Setelah mendengar ini, sebuah ekspresi aneh muncul di wajah Meng Hao. Dia membuka matanya. Ini adalah pertama kalinya ada yang pernah membakar kertas kuning untuknya, dan dia tidak yakin apakah harus tertawa atau menangis. Dia berdiri dan mendorong pintu utama terbuka dengan derit panjang, lalu berjalan keluar.

Begitu dia melangkah keluar, ratapan keras si Gendut tiba-tiba berhenti, dan dia mendongak keheranan. Dia menegakkan tubuhnya, matanya dipenuhi rasa takut. Kemudian dia mengenali Meng Hao, dan dia melompat, menganga.
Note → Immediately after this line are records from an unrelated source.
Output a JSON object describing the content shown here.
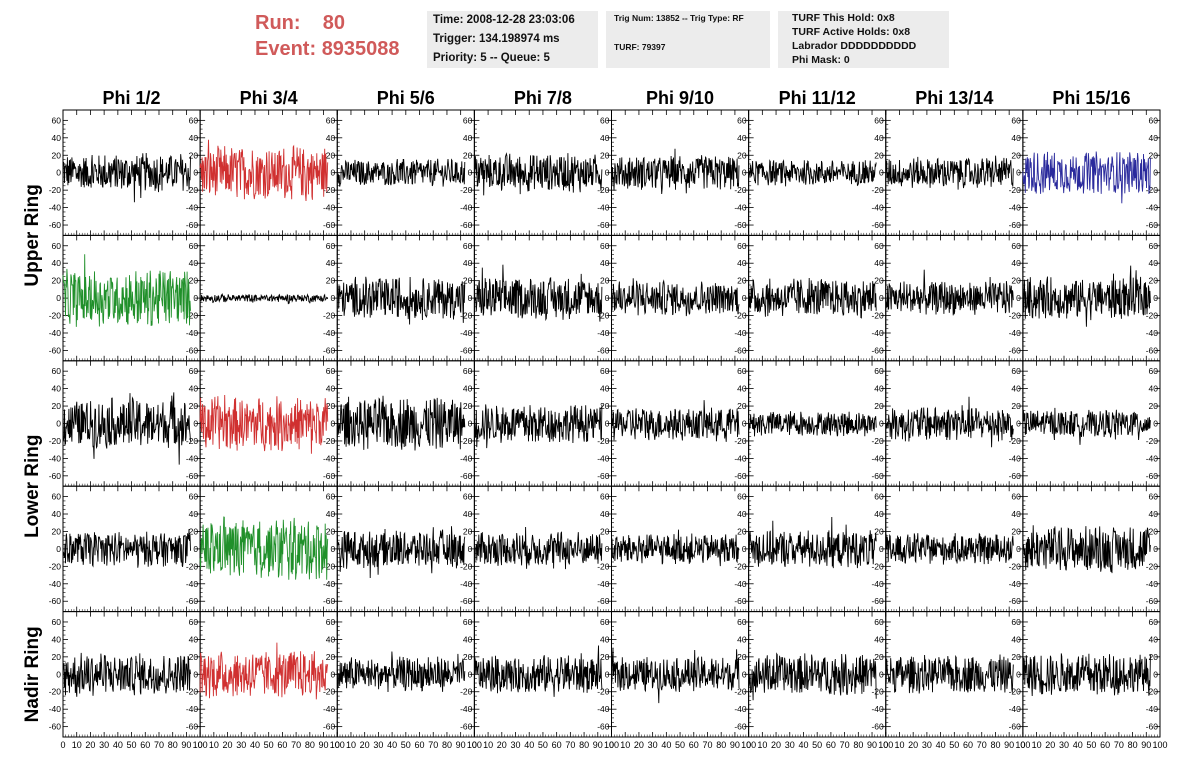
{
  "header": {
    "run_label": "Run:",
    "run_value": "80",
    "event_label": "Event:",
    "event_value": "8935088",
    "time": "Time: 2008-12-28 23:03:06",
    "trigger": "Trigger: 134.198974 ms",
    "priority": "Priority: 5 -- Queue: 5",
    "trig_num": "Trig Num: 13852 -- Trig Type: RF",
    "turf": "TURF: 79397",
    "turf_this_hold": "TURF This Hold: 0x8",
    "turf_active_holds": "TURF Active Holds: 0x8",
    "labrador": "Labrador DDDDDDDDDD",
    "phi_mask": "Phi Mask: 0"
  },
  "chart_data": {
    "type": "line",
    "columns": [
      "Phi 1/2",
      "Phi 3/4",
      "Phi 5/6",
      "Phi 7/8",
      "Phi 9/10",
      "Phi 11/12",
      "Phi 13/14",
      "Phi 15/16"
    ],
    "row_groups": [
      {
        "label": "Upper Ring",
        "rows": [
          0,
          1
        ]
      },
      {
        "label": "Lower Ring",
        "rows": [
          2,
          3
        ]
      },
      {
        "label": "Nadir Ring",
        "rows": [
          4
        ]
      }
    ],
    "xlim": [
      0,
      100
    ],
    "ylim": [
      -65,
      65
    ],
    "x_ticks": [
      0,
      10,
      20,
      30,
      40,
      50,
      60,
      70,
      80,
      90,
      100
    ],
    "x_tick_labels": [
      "0",
      "10",
      "20",
      "30",
      "40",
      "50",
      "60",
      "70",
      "80",
      "90",
      "100"
    ],
    "y_ticks": [
      60,
      40,
      20,
      0,
      -20,
      -40,
      -60
    ],
    "y_tick_labels": [
      "60",
      "40",
      "20",
      "0",
      "-20",
      "-40",
      "-60"
    ],
    "waveform_samples": 260,
    "waveform_x_range": [
      0,
      93
    ],
    "colors": {
      "black": "#000000",
      "red": "#d03030",
      "green": "#20902a",
      "blue": "#2a2a9c"
    },
    "panels": [
      [
        {
          "color": "black",
          "amp": 20
        },
        {
          "color": "red",
          "amp": 28
        },
        {
          "color": "black",
          "amp": 14
        },
        {
          "color": "black",
          "amp": 20
        },
        {
          "color": "black",
          "amp": 18
        },
        {
          "color": "black",
          "amp": 13
        },
        {
          "color": "black",
          "amp": 16
        },
        {
          "color": "blue",
          "amp": 22
        }
      ],
      [
        {
          "color": "green",
          "amp": 30
        },
        {
          "color": "black",
          "amp": 4
        },
        {
          "color": "black",
          "amp": 22
        },
        {
          "color": "black",
          "amp": 22
        },
        {
          "color": "black",
          "amp": 18
        },
        {
          "color": "black",
          "amp": 20
        },
        {
          "color": "black",
          "amp": 18
        },
        {
          "color": "black",
          "amp": 22
        }
      ],
      [
        {
          "color": "black",
          "amp": 26
        },
        {
          "color": "red",
          "amp": 28
        },
        {
          "color": "black",
          "amp": 28
        },
        {
          "color": "black",
          "amp": 20
        },
        {
          "color": "black",
          "amp": 18
        },
        {
          "color": "black",
          "amp": 13
        },
        {
          "color": "black",
          "amp": 18
        },
        {
          "color": "black",
          "amp": 14
        }
      ],
      [
        {
          "color": "black",
          "amp": 18
        },
        {
          "color": "green",
          "amp": 32
        },
        {
          "color": "black",
          "amp": 20
        },
        {
          "color": "black",
          "amp": 18
        },
        {
          "color": "black",
          "amp": 16
        },
        {
          "color": "black",
          "amp": 20
        },
        {
          "color": "black",
          "amp": 16
        },
        {
          "color": "black",
          "amp": 24
        }
      ],
      [
        {
          "color": "black",
          "amp": 22
        },
        {
          "color": "red",
          "amp": 24
        },
        {
          "color": "black",
          "amp": 18
        },
        {
          "color": "black",
          "amp": 20
        },
        {
          "color": "black",
          "amp": 18
        },
        {
          "color": "black",
          "amp": 22
        },
        {
          "color": "black",
          "amp": 20
        },
        {
          "color": "black",
          "amp": 22
        }
      ]
    ]
  }
}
Meng Hao memandang si Gendut dengan ekspresi aneh, lalu berdeham dan berjalan ke sungai terdekat dan mulai membersihkan dirinya. Dia tidak pernah begitu kotor sepanjang hidupnya. Setelah membersihkan diri, dia mengenakan jubah hijau yang baru, lalu menggunakan pedang terbang untuk memotong rambutnya. Sekarang dia merasa dan tampak seperti dirinya yang dulu. Dia berbalik dan tersenyum pada si Gendut.